Welcome to the site, I take it your husband is a reservist. They should put him on incap orders. Your husband is entitled to recieve medical care through the VA for five years once he comes off of orders. By going to the VA he could actually help himself if he should be MEB'd. If it were my husband, I would take him to the VA right away. You'll need to build a case for the military, and the VA. I would start by gathering as much evidence as you possibly can. His demob papers that indicate it happened in Iraq, statements from battle buddies who say him get hurt, or complain. The VA uses a more probable than not criterea. So you don't HAVE to have a LOD to get service connected with him. If you can get them to service connected, he can force the issue with his unit on getting a LOD. You HAVE to have it as a reservist to get it rated should he be MEB'd. If your husband is MEB'd and found unfit, they won't pay him without it.
So for the VA there are two sides of the house. There is the medical care he will recieve and there is the Compensation and Pension. The two don't meet, and don't know what the other is doing.
He will need to seek treatment there, he will need his DD214 from deployment, and then put in for compensation and pension. It is highly recommended to use a Veteran Service Officer, there are three approved by the VA, DAV, VFW, and the Military Order of the Purple Heart. Your husband will need his VA record to state his diagnosis, and need for surgery so take all his docs from the doc he see's now.
My husband tore his shoulder all to heck too, and I know it's a long painfull recovery. You need to get it service connected, and rated by comp and pension.

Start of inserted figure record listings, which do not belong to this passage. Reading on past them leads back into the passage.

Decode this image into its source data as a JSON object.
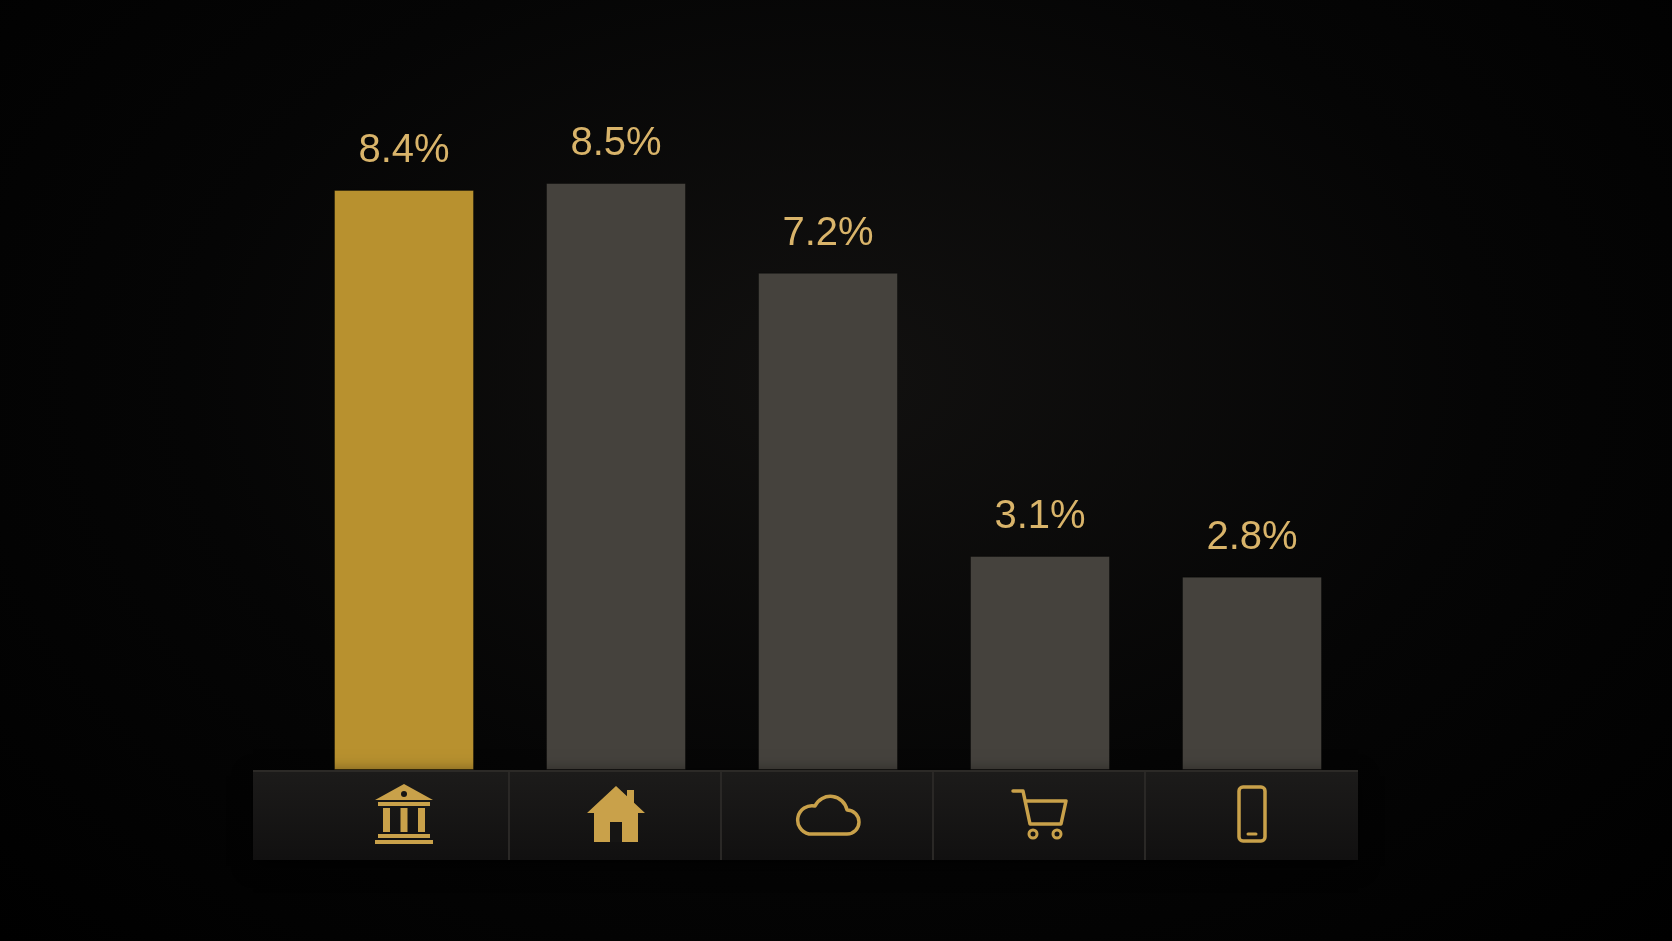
{
  "chart_data": {
    "type": "bar",
    "categories": [
      null,
      null,
      null,
      null,
      null
    ],
    "values": [
      8.4,
      8.5,
      7.2,
      3.1,
      2.8
    ],
    "value_labels": [
      "8.4%",
      "8.5%",
      "7.2%",
      "3.1%",
      "2.8%"
    ],
    "colors": [
      "#b8912f",
      "#45423d",
      "#45423d",
      "#45423d",
      "#45423d"
    ],
    "tick_labels": false
  }
}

When he gets the surgery, while he cannot work, the VA will pay him 100%. You'll need a statement from the doc saying his recovery will take so long, and that he cannot perform his normal work while recovering. My husband was a mechanic during his, and is right handed so couldn't perform his normal duties, you can go on Department of Labor, and download the description of his job, a statement from his employer saying what his job/job requirements are and submit it with the form they require ( I don't remember the form number) with his request for comp and pension.
I know this isn't an easy answer and getting a rating is a long wait In my husbands case his surgery was needed to fix the tear (it was major) but delaying it didn't cause more damage.
Outside of that, someone with better knowledge of the workings of the military would have to respond. You could contact any of the moderators, or Jason the site administrater they are all wonderful, and so much better with answers than me.